Il governo, tramite l’agenzia per la sicurezza informatica, ha già diffuso alcune linee guida dirette ai giocatori di Pokémon Go. Ma molti cittadini rimangono preoccupati che il gioco possa degenerare. Un recente sondaggio del quotidiano Mainichi ha rivelato che più della metà dei giapponesi (il 73 per cento) è a favore dell’istituzione di regole per i giocatori di Pokémon Go, in particolare per prevenire violazioni della privacy e irruzioni indesiderate.
Il capo portavoce del governo Yoshihide Suga è stato chiamato a rassicurare il pubblico riguardo la sicurezza degli edifici governativi — in cui, ad esempio, vige già il divieto di fotografare. Intanto, la polizia metropolitana di Tokyo ha annunciato un aumento degli appelli alla cautela alla guida e delle sanzioni per chi verrà trovato giocare al cellulare mentre è in auto o in bicicletta.
Anche alcuni governi locali hanno fatto sentire la propria voce. Il governo della città di Hiroshima, Giappone sud-occidentale, ha chiesto ufficialmente a Niantic di rimuovere tutti i Pokémon dal Memoriale della Pace e dal parco circostante in vista delle celebrazioni del 6 agosto per il 71esimo anniversario dello sgancio della prima bomba atomica.
Stessa richiesta è giunta poi dalla città di Nagasaki, altra città colpita dall’atomica nel 1945. Altri luoghi simbolo, come templi buddhisti, santuari e montagne sacre sono state proibite agli avventori smartphone-muniti e in cerca di Pokémon. Tepco, l’azienda elettrica di Tokyo che gestisce l’impianto nucleare di Fukushima, danneggiato da terremoto e tsunami l’11 marzo 2011, ha chiesto a Niantic di rimuovere tutti i Pokémon dalla centrale e dalle zone di esclusione intorno ad essa.
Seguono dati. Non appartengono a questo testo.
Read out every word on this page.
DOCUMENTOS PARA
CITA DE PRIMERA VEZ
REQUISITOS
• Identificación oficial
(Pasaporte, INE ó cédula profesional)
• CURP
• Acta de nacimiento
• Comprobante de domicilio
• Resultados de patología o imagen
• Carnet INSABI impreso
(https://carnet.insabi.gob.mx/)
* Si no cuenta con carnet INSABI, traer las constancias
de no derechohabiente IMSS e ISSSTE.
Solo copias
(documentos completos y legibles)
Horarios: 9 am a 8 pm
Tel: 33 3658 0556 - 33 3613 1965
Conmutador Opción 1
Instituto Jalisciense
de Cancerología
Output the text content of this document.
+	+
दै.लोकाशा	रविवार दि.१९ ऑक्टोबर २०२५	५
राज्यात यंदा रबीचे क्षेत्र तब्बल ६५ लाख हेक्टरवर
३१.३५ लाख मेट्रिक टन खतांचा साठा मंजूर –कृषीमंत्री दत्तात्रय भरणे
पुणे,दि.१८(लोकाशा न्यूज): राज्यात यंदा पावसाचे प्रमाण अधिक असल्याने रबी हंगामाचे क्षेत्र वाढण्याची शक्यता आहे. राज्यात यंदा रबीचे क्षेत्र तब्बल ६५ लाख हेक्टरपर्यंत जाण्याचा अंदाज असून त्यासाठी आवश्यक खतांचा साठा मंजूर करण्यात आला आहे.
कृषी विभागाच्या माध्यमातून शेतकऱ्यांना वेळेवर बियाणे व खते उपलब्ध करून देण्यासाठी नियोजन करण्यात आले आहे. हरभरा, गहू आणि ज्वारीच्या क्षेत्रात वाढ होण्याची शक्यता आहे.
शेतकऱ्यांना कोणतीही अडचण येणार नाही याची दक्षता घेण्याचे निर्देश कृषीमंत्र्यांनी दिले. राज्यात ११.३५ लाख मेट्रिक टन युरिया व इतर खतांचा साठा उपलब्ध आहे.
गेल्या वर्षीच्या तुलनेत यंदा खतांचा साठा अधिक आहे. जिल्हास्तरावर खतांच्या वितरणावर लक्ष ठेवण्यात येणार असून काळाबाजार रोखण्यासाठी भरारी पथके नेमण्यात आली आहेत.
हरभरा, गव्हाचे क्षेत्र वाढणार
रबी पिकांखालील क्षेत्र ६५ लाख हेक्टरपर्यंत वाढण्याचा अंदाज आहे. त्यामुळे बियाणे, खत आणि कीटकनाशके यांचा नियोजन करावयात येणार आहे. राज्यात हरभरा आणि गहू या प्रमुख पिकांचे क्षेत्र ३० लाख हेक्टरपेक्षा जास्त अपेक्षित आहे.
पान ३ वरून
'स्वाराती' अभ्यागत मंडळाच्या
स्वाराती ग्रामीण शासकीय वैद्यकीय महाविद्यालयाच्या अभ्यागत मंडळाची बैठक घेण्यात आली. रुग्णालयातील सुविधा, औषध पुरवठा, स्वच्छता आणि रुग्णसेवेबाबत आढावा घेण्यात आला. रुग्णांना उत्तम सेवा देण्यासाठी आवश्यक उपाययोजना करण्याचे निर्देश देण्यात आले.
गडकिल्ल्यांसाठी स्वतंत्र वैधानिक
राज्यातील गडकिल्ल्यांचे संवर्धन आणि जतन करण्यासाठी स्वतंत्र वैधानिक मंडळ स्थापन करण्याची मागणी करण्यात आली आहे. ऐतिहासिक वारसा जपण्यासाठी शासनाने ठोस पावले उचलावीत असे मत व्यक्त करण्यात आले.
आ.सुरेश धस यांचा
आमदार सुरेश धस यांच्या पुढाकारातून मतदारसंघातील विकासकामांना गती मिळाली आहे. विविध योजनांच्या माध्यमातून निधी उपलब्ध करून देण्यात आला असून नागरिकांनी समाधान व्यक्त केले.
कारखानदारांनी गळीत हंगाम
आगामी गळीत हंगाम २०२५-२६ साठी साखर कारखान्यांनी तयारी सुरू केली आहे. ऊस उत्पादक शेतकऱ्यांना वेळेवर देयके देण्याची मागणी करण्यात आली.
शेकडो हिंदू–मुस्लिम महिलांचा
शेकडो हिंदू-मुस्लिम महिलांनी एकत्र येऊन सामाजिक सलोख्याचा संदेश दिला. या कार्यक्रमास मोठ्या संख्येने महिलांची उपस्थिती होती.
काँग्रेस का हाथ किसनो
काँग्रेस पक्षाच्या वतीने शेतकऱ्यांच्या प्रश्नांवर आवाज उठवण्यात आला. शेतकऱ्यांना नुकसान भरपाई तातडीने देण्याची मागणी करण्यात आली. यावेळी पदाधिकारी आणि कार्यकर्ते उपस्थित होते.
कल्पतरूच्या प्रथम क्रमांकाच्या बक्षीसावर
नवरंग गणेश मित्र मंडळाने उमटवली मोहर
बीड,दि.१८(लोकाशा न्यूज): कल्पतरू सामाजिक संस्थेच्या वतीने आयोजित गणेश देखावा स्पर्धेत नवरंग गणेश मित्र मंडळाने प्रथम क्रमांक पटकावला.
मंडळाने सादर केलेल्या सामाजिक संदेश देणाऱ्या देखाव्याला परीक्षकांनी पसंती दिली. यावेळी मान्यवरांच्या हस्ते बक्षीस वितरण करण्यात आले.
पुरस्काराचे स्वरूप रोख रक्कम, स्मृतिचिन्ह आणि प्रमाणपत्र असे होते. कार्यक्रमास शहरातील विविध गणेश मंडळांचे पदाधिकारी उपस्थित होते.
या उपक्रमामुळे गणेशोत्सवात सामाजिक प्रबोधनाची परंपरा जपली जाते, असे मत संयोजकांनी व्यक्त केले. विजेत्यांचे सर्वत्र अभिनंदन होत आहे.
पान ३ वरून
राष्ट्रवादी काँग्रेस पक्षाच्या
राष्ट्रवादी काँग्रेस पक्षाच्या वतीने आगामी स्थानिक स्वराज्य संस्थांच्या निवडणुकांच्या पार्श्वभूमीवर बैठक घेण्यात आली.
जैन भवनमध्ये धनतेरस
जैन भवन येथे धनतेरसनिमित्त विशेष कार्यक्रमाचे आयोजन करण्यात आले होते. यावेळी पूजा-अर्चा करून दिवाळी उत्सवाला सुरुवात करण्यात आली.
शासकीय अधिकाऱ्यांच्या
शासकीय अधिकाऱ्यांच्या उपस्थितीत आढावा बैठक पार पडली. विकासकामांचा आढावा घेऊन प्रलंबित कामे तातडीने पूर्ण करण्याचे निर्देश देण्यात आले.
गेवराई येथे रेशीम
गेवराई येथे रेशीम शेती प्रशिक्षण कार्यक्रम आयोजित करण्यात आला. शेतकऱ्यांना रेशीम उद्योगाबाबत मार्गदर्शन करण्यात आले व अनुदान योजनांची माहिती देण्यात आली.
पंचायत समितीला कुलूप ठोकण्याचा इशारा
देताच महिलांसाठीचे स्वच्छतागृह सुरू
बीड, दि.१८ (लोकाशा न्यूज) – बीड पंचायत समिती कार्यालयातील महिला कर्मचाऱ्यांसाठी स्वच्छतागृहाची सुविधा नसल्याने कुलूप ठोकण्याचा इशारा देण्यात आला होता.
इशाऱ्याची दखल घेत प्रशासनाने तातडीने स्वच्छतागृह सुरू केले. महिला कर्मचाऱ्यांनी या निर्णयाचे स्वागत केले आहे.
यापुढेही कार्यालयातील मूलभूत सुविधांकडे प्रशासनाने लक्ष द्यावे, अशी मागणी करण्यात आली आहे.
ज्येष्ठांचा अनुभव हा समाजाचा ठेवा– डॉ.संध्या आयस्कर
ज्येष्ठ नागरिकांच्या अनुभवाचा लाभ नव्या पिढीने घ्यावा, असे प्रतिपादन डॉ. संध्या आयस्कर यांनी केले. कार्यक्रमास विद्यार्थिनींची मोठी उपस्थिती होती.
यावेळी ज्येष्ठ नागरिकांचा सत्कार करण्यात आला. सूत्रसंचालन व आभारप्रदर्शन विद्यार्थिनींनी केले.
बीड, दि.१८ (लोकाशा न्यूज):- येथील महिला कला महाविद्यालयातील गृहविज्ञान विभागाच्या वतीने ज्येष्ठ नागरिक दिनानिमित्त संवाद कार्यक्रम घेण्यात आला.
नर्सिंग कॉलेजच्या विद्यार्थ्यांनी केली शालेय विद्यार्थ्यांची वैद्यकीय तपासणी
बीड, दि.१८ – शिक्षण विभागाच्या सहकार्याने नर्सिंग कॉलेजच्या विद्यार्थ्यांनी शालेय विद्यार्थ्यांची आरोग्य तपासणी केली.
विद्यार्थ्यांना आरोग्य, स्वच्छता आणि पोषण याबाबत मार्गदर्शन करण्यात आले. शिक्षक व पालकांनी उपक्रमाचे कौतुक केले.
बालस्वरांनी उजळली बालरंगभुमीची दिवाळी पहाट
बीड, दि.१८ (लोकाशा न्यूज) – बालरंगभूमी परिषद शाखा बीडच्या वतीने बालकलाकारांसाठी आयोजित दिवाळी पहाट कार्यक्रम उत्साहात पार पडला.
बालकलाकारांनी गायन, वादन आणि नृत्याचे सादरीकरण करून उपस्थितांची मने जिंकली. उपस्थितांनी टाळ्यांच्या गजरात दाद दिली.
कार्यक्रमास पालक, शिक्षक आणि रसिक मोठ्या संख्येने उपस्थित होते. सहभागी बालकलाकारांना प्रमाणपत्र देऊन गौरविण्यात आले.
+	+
All’indomani di una delle più sanguinose stragi dal dopoguerra – 19 persone disabili uccise in una struttura sanitaria di Sagamihara, poco distante da Tokyo – alcuni media giapponesi si sono chiesti se il videogioco non stia provocando un «istupidimento» generale degli abitanti del paese del Sol levante.
«Se il Giappone non fosse pieno di problemi – si legge in un recente articolo del tabloid Nikkan Gendai – non ci sarebbe nessun problema nel fatto che tutti vadano matti per un videogioco. Ma la politica e l’economia sono piene di falle (…). Un uomo uccide 19 disabili a Sagamihara? ‘La cosa non mi riguarda’, dicono in molti mentre continuano a camminare, completamente assorbiti nel loro giochino».